I tried debugging, and can see that GoodFeaturesToTrack only adds one circle, which isn't nessesarly within the mask..

It's reinit stage only that seem to be troublesome.. Thanks in advance.

Reinit goodFeaturesToTrack and LukasKanade optical flow.

Hi guys.. I am at the moment using goodFeaturesToTrack + Lukas kanade optical flow to track objects. When i lose the object (defined by bool) I have to reinitiate the goodFeaturesToTrack and LukasKanade optical flow. This might seem like a stupid question, and has indeed been for me for couple of weeks, but i cannot seems to perform the reinitiating stage. I clear the points i have been tracking.. Use goodFeatureToTrack on the new location of the mask, Lukas kanade to track the points.. I mark the the good features with a circle on the image, so in know that i started all over, but the seem to be spread as before which make me wonder if it actually is doing what it is supposed to do?

there is a lot of code.. i don't it scare you away..

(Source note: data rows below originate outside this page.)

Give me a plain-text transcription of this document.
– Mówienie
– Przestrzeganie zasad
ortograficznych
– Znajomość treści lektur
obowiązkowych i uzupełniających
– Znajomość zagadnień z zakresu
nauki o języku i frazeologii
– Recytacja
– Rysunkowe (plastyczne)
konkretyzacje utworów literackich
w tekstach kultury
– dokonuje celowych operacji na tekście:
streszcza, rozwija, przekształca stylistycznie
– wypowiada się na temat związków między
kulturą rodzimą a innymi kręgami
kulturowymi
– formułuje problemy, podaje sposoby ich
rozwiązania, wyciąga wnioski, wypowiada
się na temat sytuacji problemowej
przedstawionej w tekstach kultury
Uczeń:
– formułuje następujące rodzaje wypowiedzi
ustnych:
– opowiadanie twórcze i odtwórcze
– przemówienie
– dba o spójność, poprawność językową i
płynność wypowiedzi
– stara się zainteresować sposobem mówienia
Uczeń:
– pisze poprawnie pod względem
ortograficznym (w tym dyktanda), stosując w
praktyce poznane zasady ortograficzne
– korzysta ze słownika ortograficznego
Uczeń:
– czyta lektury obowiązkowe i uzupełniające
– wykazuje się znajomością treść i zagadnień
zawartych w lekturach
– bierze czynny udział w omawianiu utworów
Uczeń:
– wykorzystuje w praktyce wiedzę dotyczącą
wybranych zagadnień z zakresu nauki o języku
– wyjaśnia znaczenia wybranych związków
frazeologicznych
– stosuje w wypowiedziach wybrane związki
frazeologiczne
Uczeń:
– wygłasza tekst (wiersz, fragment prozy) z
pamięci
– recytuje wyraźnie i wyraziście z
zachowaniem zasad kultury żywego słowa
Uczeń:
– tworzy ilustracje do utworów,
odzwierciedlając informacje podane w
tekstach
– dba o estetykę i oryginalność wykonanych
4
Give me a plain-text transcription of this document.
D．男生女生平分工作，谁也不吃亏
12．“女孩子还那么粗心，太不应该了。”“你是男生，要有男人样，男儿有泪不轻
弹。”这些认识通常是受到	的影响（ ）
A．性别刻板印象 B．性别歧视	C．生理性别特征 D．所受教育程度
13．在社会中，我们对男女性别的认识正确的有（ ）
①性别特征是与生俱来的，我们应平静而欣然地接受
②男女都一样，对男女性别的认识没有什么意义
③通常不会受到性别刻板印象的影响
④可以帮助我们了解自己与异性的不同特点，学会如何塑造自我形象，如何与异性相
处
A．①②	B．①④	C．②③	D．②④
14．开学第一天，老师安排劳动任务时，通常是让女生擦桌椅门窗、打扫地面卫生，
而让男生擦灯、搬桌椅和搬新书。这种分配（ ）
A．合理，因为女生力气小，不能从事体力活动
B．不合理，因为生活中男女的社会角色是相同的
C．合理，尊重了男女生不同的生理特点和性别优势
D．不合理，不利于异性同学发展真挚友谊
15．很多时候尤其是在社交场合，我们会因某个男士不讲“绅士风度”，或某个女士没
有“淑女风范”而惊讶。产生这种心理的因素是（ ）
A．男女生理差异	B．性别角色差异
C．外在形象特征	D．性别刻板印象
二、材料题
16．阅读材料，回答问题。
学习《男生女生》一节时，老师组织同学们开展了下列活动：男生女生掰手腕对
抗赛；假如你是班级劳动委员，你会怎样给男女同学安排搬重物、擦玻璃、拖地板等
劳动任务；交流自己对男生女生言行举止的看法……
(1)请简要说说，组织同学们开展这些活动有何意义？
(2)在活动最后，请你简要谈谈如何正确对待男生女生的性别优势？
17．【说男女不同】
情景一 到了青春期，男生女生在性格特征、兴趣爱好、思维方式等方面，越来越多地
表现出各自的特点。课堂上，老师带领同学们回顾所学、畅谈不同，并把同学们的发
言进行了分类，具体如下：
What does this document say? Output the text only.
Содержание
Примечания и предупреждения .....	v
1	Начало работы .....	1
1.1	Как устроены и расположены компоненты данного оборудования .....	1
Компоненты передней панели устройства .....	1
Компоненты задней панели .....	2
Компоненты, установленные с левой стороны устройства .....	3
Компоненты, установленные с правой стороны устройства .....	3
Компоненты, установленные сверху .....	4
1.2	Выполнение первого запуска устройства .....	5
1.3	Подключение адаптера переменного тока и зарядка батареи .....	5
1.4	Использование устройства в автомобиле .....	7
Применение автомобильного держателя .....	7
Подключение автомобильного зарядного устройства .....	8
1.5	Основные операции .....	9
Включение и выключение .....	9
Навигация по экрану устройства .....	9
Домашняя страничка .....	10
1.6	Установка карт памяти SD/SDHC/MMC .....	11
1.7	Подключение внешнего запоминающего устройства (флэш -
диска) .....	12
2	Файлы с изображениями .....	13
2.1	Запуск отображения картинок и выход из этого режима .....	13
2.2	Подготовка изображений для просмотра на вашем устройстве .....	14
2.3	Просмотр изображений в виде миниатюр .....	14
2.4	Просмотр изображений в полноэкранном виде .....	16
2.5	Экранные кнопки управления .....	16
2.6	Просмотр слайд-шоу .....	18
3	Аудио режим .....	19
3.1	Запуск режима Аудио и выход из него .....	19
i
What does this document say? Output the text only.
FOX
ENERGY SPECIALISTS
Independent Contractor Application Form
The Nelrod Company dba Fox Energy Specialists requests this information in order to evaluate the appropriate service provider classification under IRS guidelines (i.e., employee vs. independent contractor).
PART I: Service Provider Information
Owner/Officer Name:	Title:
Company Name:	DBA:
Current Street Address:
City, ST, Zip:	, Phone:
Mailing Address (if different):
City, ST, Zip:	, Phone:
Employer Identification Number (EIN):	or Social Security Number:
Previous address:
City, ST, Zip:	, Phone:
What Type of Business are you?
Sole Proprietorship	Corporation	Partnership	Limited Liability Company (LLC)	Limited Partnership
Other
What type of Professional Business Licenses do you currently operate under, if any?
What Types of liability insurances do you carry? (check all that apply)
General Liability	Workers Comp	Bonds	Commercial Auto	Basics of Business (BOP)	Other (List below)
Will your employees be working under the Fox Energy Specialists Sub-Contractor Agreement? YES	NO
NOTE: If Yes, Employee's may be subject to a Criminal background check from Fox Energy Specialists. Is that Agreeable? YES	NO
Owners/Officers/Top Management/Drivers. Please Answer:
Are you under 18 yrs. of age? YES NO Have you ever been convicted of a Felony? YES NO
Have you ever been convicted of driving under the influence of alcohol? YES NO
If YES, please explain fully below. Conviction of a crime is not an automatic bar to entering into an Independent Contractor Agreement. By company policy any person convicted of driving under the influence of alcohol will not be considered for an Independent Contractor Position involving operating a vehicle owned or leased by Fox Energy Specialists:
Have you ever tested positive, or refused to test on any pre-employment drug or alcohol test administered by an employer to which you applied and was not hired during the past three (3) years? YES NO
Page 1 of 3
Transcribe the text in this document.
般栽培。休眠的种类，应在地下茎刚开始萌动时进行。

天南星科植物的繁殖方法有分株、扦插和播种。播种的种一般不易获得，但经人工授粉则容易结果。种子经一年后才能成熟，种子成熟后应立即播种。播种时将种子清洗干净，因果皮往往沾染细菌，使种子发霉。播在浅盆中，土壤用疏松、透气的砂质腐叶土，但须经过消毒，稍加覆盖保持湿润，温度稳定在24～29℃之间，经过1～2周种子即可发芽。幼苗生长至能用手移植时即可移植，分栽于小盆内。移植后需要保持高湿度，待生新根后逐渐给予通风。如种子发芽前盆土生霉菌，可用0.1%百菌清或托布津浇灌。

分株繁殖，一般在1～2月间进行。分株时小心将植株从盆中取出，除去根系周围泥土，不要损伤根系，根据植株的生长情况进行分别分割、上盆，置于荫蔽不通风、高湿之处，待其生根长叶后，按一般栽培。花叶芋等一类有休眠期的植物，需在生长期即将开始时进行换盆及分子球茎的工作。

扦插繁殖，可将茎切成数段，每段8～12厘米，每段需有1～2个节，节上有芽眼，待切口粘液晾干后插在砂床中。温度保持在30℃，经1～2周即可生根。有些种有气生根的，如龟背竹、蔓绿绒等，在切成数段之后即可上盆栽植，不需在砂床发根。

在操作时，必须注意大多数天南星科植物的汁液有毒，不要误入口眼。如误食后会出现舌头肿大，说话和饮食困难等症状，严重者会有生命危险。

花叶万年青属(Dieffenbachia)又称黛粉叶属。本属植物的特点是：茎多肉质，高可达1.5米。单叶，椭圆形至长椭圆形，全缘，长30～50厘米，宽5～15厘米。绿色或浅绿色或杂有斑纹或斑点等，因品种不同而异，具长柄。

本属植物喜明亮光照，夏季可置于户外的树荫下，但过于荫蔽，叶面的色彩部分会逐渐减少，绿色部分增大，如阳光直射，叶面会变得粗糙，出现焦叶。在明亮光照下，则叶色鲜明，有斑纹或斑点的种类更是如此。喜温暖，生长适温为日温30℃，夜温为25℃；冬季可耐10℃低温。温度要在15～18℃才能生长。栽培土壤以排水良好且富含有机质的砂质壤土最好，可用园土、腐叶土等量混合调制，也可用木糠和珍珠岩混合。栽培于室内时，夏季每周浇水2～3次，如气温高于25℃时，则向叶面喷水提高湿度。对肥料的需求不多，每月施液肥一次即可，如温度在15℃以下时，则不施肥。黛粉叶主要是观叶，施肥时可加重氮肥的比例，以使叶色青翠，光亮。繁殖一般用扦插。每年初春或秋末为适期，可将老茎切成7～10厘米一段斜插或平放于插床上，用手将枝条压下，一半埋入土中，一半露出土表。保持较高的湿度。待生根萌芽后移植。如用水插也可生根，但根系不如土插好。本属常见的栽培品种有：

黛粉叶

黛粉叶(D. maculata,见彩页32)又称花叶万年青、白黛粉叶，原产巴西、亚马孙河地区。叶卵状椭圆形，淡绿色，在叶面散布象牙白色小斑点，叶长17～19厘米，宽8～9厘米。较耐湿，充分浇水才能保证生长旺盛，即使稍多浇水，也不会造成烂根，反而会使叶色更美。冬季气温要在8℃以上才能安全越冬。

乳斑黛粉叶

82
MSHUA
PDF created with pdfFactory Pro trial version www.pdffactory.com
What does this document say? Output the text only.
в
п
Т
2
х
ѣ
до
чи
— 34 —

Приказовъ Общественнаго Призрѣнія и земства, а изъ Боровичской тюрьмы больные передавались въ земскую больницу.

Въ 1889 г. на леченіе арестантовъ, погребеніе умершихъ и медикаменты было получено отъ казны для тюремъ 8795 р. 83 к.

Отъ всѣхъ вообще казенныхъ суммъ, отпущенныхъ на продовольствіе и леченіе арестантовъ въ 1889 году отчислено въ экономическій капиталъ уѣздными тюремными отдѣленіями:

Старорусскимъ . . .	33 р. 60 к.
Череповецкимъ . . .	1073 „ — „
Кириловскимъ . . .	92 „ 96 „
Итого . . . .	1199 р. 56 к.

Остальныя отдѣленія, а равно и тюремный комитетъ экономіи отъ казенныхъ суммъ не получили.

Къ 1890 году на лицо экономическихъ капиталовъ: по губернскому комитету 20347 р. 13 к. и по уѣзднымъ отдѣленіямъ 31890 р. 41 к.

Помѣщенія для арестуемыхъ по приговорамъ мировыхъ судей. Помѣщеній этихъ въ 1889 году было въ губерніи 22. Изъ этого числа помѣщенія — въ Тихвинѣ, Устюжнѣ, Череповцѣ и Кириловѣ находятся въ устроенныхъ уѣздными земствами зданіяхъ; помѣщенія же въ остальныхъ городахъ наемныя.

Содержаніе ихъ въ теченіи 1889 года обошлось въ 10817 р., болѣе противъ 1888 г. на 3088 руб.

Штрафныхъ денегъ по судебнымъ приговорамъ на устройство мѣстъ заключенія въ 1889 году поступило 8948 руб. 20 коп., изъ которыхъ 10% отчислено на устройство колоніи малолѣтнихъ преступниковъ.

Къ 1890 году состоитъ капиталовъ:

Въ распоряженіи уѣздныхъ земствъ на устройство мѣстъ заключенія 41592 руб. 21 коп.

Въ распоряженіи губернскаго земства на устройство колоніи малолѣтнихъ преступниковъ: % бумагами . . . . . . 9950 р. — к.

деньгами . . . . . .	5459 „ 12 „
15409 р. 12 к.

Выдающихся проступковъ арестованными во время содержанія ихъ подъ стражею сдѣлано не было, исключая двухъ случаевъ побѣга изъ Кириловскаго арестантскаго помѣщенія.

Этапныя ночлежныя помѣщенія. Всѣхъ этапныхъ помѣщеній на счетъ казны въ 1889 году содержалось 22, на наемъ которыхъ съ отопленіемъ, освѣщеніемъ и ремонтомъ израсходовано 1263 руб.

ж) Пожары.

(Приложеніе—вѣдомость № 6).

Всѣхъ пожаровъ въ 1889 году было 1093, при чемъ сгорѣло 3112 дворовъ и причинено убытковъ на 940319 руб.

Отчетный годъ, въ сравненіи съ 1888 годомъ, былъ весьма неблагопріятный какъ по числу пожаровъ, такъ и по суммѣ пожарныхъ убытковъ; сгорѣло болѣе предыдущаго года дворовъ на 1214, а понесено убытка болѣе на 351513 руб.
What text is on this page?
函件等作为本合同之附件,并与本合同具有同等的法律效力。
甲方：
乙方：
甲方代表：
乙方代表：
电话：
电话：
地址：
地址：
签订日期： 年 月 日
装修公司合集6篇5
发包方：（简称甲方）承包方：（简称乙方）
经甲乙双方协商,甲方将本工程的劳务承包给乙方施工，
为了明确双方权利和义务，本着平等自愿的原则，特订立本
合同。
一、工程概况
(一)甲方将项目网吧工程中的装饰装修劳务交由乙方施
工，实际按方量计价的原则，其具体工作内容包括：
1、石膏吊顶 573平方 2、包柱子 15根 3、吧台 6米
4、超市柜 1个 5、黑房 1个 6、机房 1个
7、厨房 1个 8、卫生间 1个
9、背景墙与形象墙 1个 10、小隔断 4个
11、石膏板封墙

            else // performing reinit
            {
                Rect redetected;
                redetected = box(gray);
                cout << "i did it" << endl;
                cout <<redetected.width  <<" , " <<redetected.height << endl;
                if(redetected.width<face.width)
                {
                    Rect NewBOx;
                    NewBOx.x  = backup_center.x-face.width/2;
                    NewBOx.y  = backup_center.y-face.height/2/2;
                    NewBOx.width = face.width;
                    NewBOx.height = face.height;
                    face = NewBOx;
                }
                points[1].clear();
                point_final.clear();
                rectangle(image,face,Scalar(255,255,0));
                imshow("test",image);
                mask(face).setTo(Scalar(255));
                vector<Point2f> tmp;
                goodFeaturesToTrack(gray, tmp, MAX_COUNT, 0.01, 10, mask, 3, 0, 0.04);
                cornerSubPix( gray, tmp, winSize, cvSize(-1,-1), termcrit);
                points[1].push_back(tmp[0]);
                calcOpticalFlowPyrLK(prevGray, gray, points[0], points[1], status, err, winSize, 3, termcrit, OPTFLOW_LK_GET_MIN_EIGENVALS, qualitylevel);
                calcOpticalFlowPyrLK(gray, prevGray, points[1], point_final, status2, err2, winSize, 3, termcrit, OPTFLOW_LK_GET_MIN_EIGENVALS, qualitylevel);
            }

I tried debugging, and can see that GoodFeaturesToTrack only adds one circle, which isn't nessesarly within the mask..mask, how do i make it add more than one.. I doesn't make sense that it doesn't add more since i have deleted all previous points. ..

It's reinit stage only that seem to be troublesome.. Thanks in advance.